Healthcare Company Fined £400,000 for Fatal Accident

BUPA, a nationwide healthcare organisation, has been issued a six-figure fine by the Carlisle Crown Court for negligence resulting in the death of a resident.

On the 24th September 2013, Josephine Millard, aged ninety-one, was found dead on the floor of her room in the Beacon Edge Care Home in Penrith. Josephine was killed by falling from her bed, which spurred an investigation by the Health and Safety Executives. The investigation found that there had been many failings in Josephine’s care. For example, though the care home had clear policies on bedrail safety, a pressure sensor that would have alerted staff to Josephine’s fall had been deactivated.

Additionally, the report found that the staff at the Beacon Edge care facility – which is run by BUPA – had not received training in bedrail management, and any required safety checks were not carried out as needed. The report concluded that, across the care home, there was a general lack of “care and support for people with dementia type illnesses” .

For their breaches of the Section 3(1) of the Health and Safety at Work etc Act 1974 and Regulation 9 of the Provision and Use of Work Equipment Regulations 1998, BUPA Care Homes (CFC Homes) Ltd were prosecuted by the HSE. The company, at a hearing in the Carlisle Magistrates’ Court earlier this year, admitted their guilt to all charges.

Once the company had admitted their culpability, the case was sent to the Carlisle Crown Court for sentencing. BUPA was ordered to pay a £400,000 fine for their negligence. The company were then ordered to pay £15,206 in prosecution costs.
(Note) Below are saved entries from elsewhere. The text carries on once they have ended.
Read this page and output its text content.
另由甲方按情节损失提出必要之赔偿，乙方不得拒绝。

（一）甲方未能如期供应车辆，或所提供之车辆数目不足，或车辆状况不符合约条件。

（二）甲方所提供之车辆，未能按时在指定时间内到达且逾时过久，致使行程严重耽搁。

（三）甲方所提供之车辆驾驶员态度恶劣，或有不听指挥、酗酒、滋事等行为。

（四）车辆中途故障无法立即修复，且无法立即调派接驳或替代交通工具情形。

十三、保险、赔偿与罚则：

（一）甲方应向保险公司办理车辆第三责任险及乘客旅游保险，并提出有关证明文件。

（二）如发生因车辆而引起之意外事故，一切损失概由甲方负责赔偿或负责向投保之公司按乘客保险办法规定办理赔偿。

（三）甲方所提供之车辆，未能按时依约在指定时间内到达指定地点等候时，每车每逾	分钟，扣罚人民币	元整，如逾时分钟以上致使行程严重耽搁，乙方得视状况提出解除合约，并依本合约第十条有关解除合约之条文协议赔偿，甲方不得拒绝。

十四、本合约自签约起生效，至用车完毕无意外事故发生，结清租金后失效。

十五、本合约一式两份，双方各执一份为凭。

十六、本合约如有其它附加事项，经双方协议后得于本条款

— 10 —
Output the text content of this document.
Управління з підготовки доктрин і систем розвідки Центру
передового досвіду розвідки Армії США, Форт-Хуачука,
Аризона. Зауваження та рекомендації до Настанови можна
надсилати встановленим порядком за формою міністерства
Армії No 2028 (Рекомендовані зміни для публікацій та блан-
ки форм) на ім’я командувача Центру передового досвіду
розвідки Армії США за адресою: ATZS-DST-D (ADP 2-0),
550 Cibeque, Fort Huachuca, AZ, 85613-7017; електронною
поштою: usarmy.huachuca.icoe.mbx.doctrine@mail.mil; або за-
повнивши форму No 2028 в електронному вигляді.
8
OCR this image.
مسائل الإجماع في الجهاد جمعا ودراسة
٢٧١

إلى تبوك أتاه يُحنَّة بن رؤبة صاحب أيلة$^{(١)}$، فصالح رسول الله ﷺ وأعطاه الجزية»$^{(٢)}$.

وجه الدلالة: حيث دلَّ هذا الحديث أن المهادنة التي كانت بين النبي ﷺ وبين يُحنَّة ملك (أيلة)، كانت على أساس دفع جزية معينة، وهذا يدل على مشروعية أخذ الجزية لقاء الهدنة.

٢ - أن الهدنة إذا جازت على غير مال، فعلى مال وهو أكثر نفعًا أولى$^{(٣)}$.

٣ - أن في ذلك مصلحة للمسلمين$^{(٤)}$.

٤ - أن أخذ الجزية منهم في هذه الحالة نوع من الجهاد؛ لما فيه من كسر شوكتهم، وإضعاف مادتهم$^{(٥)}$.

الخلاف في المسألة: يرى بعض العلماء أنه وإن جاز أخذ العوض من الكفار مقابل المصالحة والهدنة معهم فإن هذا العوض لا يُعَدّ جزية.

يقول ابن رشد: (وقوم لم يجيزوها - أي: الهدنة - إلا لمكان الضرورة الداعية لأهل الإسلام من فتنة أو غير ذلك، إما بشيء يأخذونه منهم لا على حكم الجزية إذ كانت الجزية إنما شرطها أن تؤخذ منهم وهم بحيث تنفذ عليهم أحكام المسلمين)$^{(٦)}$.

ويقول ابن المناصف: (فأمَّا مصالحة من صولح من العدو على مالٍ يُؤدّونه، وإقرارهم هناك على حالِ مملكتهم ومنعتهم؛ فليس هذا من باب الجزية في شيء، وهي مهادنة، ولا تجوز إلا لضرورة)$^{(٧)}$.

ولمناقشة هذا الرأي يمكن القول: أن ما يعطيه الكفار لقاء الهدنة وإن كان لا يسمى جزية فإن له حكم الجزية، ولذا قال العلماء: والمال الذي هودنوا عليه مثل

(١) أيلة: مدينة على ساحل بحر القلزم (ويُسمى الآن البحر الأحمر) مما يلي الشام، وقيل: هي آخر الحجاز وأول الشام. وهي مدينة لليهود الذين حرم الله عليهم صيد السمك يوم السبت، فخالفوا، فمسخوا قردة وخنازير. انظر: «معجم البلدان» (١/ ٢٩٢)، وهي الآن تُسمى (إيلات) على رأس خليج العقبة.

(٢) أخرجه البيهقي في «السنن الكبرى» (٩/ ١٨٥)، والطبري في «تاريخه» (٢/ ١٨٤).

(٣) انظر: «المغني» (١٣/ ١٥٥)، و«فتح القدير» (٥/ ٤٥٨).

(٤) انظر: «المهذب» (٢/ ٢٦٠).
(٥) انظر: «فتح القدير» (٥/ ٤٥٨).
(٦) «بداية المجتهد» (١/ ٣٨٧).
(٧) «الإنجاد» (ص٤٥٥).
HSE Inspector Carol Forster commented after the hearing that “The need for adequate risk assessment and management of third party bedrails has been recognised in the healthcare sector for a number of years. In this case there was a lack of appropriate assessment of the residents’ changing needs and review of the control measures in place to protect her. The measures that were in place were not used correctly in that the sensor pad which would have alerted staff to the resident’s being out of bed was not switched on”.